Lately I’ve had several opportunities to re-connect with old friends and talk to people who knew  me back in the days before I came to Notre Dame. While it has been a wonderful experience, it has also shown me how very different I have become. Theological education changes a person, and it should. It is about personal and intellectual conversion. I think my graduate theological education has brought about both in my life.

This makes it difficult in some ways to interact with individuals who knew me before. I struggle with whether I ought to just simply relate to individuals as I always have – to connect with them as I have in the past, or whether I ought to tell them I’ve changed.

On some occasions, I’ve done both. But when I just act in the same manner, I feel that I am not being true to myself, that I am not being honest that the person I have become is not the same as I was – just as the person that I will become tomorrow be the same person that I am today.  But then when I try to share the person I have become, I find people startled, even sometimes dismayed that I have changed my views on a number of issues.

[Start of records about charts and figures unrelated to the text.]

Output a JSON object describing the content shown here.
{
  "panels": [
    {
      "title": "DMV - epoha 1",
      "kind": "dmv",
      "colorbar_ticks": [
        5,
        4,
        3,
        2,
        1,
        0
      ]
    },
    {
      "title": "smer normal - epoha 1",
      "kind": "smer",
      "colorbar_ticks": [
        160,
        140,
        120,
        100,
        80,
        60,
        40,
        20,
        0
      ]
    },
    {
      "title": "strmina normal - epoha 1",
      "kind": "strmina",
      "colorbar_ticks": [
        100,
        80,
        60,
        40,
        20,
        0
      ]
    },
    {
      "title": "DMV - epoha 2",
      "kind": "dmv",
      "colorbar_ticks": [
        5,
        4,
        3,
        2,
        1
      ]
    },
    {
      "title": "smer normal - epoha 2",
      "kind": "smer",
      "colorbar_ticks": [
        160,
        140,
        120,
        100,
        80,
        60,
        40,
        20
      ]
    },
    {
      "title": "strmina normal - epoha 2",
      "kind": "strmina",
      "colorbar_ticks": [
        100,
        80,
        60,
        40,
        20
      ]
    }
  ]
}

What I’ve come to realize through much of my theological education is that my views on certain things were at times a bit off balance. Being exposed to new ways of doing theology and having to struggle with new ways of thinking about theological questions has I think in turn made me more balanced.

What is interesting, however, is that sometimes those who knew me before now think that I’m the one who is off-balance now. And the experience of being-in-relationship with those who fall more in the category of the way I used to think – and having them question my position – is an interesting one.  Sometimes I try to share with them what I’ve learned, and try to help them see that while I understand where they are coming from (because after all, I once shared a similar view), that it’s possible to see things from a different perspective.  Other times, I just marvel at how very different I’ve become – and wonder if the shock they must feel in realizing that is similar to my own surprise at myself.  At times, others take a judgmental stance- and try to caution me against buying into what some regard as ‘bad theology’ – and while I might feel an unease about the fact that I might identify more readily with this new theology than I used to – I also cannot shake the fact that at the same time I also feel that this new perspective opens up much wider, much freer, much more loving horizons.

I find myself in a position of experimenting, of trying new things and watching and waiting to see what the long term fruit will be. And even while I feel radically outside my comfort zone, being in new theological territory, I find myself consoled by the fact that God is with me in the process and I trust that He will not allow me to go too far astray. Perhaps I formerly was too far to one side; now, I find myself swinging to the polar-opposite extreme. In a sense, this is how we all are, always a little off being centered on Christ. The saints are the ones who, in mastering the life of virtue, are able to keep a life of balance amidst a world of competing extremes. All this being said, I'm not there yet, but I trust that in the end, with God's grace, I'll balance out and end up right where God wants me to be.